Итак, левые виги очень скоро утратили свою революционность и стали, по точному определению великого нашего писателя Н. С. Лескова, «постепеновцами». Нужно добавить, что фракция левых вигов боролась против ущемлений гласности, но аргументация их симптоматична. «Чем свободнее могут выражаться мнения, – писал Фокс, – тем менее они могут представлять опасности. Лишь тогда мнения становятся опасными для государства, когда преследования вынуждают его жителей высказывать свои мысли под величайшей тайной».
Правительство, однако, придерживалось другого мнения, и у него были на то свои резоны: дело в том, что парламентские партии не представляли большинства нации. Еще в 1717 году был принят закон, в соответствии с которым право избирать предоставлялось лишь тем, кто имел не менее 600 фунтов стерлингов годового дохода с недвижимости или 200 фунтов стерлингов от торговых и финансовых операций. Для справки: квалифицированный английский рабочий получал в конце XVIII века 12 – 15 фунтов стерлингов в год.
Неудивительно, что, фактически не имея своих депутатов в парламенте, люди бедные искали возможности высказаться и защитить свои права.
Возникали тред-юнионы, начались забастовки, особенно мощные именно в год рождения Шелли.
Это движение неимущих и малоимущих нуждалось в организационном и идеологическом оформлении.
Наиболее значительной их организацией стало Лондонское корреспондентское общество, установившее посредством переписки (отсюда и название) связи с демократически настроенными провинциалами.
Их виднейшим идеологом стал Томас Пейн, в своем трактате, названном «Права человека», не только опровергавший консерватизм Берка («получается, что мертвые у него должны править живыми»), но и выдвинувший политическую программу ломки всего государственного строя.
Их гимном стала песня, в которой Дерево Свободы (любимый в Англии символ Французской революции) рекомендовалось поливать кровью тиранов.
Социальное напряжение росло, и не только поэты чувствовали, что «почва заминирована под ногами» (из письма В. Скотта Р. Саути).
Правительственная коалиция ответила репрессиями. Корреспондентское общество было разогнано, а его вожди – арестованы. Томас Пейн, которому грозило обвинение в государственной измене и, следовательно, смертная казнь, бежал из страны. На титульном листе книги с нападками на Пейна великий поэт Уильям Блейк, писавший тайно даже от друзей – таков был его странный принцип, – сделал надпись: «Защищать Библию в этом 1798 году стоило бы человеку жизни. Зверь и блудница правят безраздельно». Манера выражаться у Блейка всегда тяготела к символам, напоминающим стиль Апокалипсиса, но что он имеет в виду, в общем понятно.

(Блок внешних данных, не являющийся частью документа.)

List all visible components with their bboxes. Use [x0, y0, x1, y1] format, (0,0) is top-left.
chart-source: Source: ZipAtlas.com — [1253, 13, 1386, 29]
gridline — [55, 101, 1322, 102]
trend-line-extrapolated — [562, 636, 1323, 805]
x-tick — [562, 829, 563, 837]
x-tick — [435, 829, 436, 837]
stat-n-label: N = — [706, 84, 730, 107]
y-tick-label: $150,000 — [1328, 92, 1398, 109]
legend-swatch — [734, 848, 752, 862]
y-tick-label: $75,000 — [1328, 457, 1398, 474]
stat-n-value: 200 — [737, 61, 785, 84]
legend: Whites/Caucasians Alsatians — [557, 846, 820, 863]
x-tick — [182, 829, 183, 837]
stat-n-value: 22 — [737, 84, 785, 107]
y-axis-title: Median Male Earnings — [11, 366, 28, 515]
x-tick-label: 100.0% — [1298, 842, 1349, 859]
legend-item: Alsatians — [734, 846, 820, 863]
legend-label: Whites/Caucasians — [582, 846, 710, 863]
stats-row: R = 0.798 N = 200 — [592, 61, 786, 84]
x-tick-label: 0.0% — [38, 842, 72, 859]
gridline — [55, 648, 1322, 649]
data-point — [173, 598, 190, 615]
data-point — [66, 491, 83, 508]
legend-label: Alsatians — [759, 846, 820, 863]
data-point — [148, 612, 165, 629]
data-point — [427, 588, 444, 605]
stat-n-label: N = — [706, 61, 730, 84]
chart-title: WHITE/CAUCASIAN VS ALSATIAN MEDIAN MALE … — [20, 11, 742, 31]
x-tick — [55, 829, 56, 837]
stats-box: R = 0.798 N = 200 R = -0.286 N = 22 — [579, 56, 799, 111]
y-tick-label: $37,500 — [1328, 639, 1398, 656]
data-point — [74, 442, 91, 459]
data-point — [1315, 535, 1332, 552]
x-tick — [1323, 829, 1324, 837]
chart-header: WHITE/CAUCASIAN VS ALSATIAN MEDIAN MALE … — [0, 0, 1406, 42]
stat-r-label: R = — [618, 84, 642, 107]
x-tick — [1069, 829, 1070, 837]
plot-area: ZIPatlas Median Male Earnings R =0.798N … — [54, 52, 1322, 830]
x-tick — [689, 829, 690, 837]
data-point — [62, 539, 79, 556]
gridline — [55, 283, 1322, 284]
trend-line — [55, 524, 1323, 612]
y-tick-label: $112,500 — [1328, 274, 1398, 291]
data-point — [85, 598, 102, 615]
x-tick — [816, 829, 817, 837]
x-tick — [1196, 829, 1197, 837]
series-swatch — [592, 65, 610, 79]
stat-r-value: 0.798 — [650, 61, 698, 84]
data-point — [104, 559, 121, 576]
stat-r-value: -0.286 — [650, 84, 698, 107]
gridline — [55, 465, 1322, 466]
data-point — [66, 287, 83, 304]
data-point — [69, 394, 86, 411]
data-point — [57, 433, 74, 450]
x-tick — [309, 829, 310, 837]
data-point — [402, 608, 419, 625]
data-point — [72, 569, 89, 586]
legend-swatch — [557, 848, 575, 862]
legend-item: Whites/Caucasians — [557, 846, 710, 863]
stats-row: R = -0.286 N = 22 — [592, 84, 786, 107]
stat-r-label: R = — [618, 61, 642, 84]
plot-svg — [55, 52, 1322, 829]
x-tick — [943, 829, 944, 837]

Тогда «четвертое сословие» заговорило по-другому и все более громко: карету короля забрасывали камнями, в доме премьер-министра били стекла.
Проведя в 1793–1795 годах через Парламент ряд законодательных актов, правительство фактически ввело чрезвычайное положение.
Бунты прокатились по стране. В 1797 году восстали военные моряки трех эскадр. Готовилось восстание в Ирландии. Не промедли в этот момент французы с их обещанной помощью ирландцам, и вся дальнейшая история Соединенного королевства могла бы сложиться по-другому. Оба восстания – на флоте и в Ирландии – были подавлены, а руководители казнены. Весы истории качались.
Многие – даже из тех, кто вовсе не желал революции, – были убеждены в ее неизбежности. И теперь то, что она не произошла, иногда кажется чудом.
Может быть, дело в том, что «низы не хотели», но верхи еще могли действовать по-старому и не утеряли воли к тому. Нравится нам это или не нравится, но цитированный автор был специалистом в своей области и дал классическое определение революционной ситуации.
Верхи не утеряли воли к власти и сохранили власть. Парадоксально, но, быть может, тогда это было наименьшим из зол.
Нам-то хорошо глядеть из нашего далека, а тогда это означало: виселицы («Я за то, чтобы всех повесить», – начинал каждую свою речь в Парламенте один из депутатов. Ерничал? Доказывал преданность?). Это означало: тюремные сроки, доносительство, предательство, подрыв душевных сил. «Это было время, – писал публицист Сидней Смит, – страшное для всех, которые, имея несчастье разделять либеральные идеи, были достаточно честны, чтобы не изменить им ради высоких судейских и духовных должностей… Говорить о скандальной медлительности судопроизводства, против жестокости законов об охоте, против деспотизма богачей и страданий бедняков было изменой плутократии, и за это можно было жестоко поплатиться».